A hundred mals took advantage of this new opening and came at us, and Orion couldn’t stop the whole wave all at once: they came crashing into the shield, just as it was weakened. A lot of spells cast by more than one person fall apart instantly when anyone goes. Clarita’s had a much better failure mode, the way a conversation can survive when someone leaves the room as long as the other people keep talking. We’d even practiced keeping it up when one of us dropped out. But we hadn’t practiced after holding it for a century of constant attacks, and Maya, who’d been standing between me and David, gave a choking strangled gasp and dropped her part, too, pulling her hand out of mine and staggering a few steps back to collapse into a huddle on the ground, her hands pressed flat against her chest.

    Clarita was already calling out David’s next line, her voice strained; I came in on Maya’s part after and reached out and grabbed Clarita’s hand to close the line: only three of us left now, with Angel Torres on her other side.

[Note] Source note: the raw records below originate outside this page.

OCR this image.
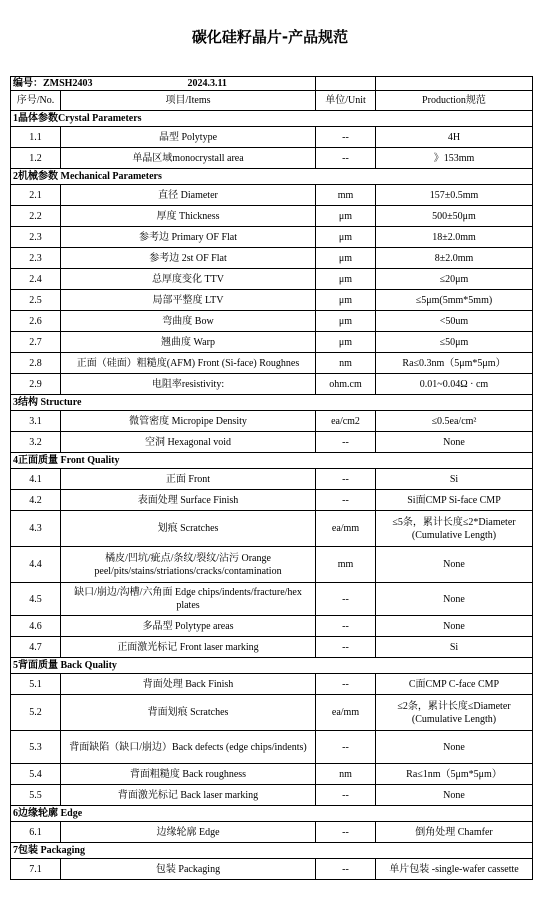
碳化硅籽晶片-产品规范
编号：ZMSH2403 2024.3.11			
序号/No.	项目/Items	单位/Unit	Production规范
1晶体参数Crystal Parameters			
1.1	晶型 Polytype	--	4H
1.2	单晶区域monocrystall area	--	》153mm
2机械参数 Mechanical Parameters			
2.1	直径 Diameter	mm	157±0.5mm
2.2	厚度 Thickness	μm	500±50μm
2.3	参考边 Primary OF Flat	μm	18±2.0mm
2.3	参考边 2st OF Flat	μm	8±2.0mm
2.4	总厚度变化 TTV	μm	≤20μm
2.5	局部平整度 LTV	μm	≤5μm(5mm*5mm)
2.6	弯曲度 Bow	μm	<50um
2.7	翘曲度 Warp	μm	≤50μm
2.8	正面（硅面）粗糙度(AFM) Front (Si-face) Roughnes	nm	Ra≤0.3nm（5μm*5μm）
2.9	电阻率resistivity:	ohm.cm	0.01~0.04Ω · cm
3结构 Structure			
3.1	微管密度 Micropipe Density	ea/cm2	≤0.5ea/cm²
3.2	空洞 Hexagonal void	--	None
4正面质量 Front Quality			
4.1	正面 Front	--	Si
4.2	表面处理 Surface Finish	--	Si面CMP Si-face CMP
4.3	划痕 Scratches	ea/mm	≤5条，累计长度≤2*Diameter (Cumulative Length)
4.4	橘皮/凹坑/疵点/条纹/裂纹/沾污 Orange peel/pits/stains/striations/cracks/contamination	mm	None
4.5	缺口/崩边/沟槽/六角面 Edge chips/indents/fracture/hex plates	--	None
4.6	多晶型 Polytype areas	--	None
4.7	正面激光标记 Front laser marking	--	Si
5背面质量 Back Quality			
5.1	背面处理 Back Finish	--	C面CMP C-face CMP
5.2	背面划痕 Scratches	ea/mm	≤2条，累计长度≤Diameter (Cumulative Length)
5.3	背面缺陷（缺口/崩边）Back defects (edge chips/indents)	--	None
5.4	背面粗糙度 Back roughness	nm	Ra≤1nm（5μm*5μm）
5.5	背面激光标记 Back laser marking	--	None
6边缘轮廓 Edge			
6.1	边缘轮廓 Edge	--	倒角处理 Chamfer
7包装 Packaging			
7.1	包装 Packaging	--	单片包装 -single-wafer cassette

The shield wavered for a moment like haze above a summer road, and a gigantic suckerworm the length of a decently sized truck erupted explosively out of the crowd of mals and hurled itself right towards us. It smacked onto the shield like a lamprey directly in front of my face, round Sarlacc-toothed maw full of phosphorescent teeth glazed in neon pink, all of them working to get a hold on the shield so it could start twisting itself round to drill a hole through.

The shielding spell was a conversation, so I summoned up the memories of all the ways people made clear to me that I wasn’t welcome to join theirs: cold shoulders and deliberately dropped voices. I fixed the idea in my mind as if David and Maya weren’t really gone out of it, they’d just turned away a bit so the suckerworm couldn’t hear enough of what they were saying to join in, because it wasn’t wanted and should shove off, and it helped that it hurt me to think about it; I whispered David’s next lines through my teeth and shoved more mana into the shield on a burst of anger, and the suckerworm lost its hold and slid down to the ground. Instantly seven smaller mals leapt on its back and tore it apart.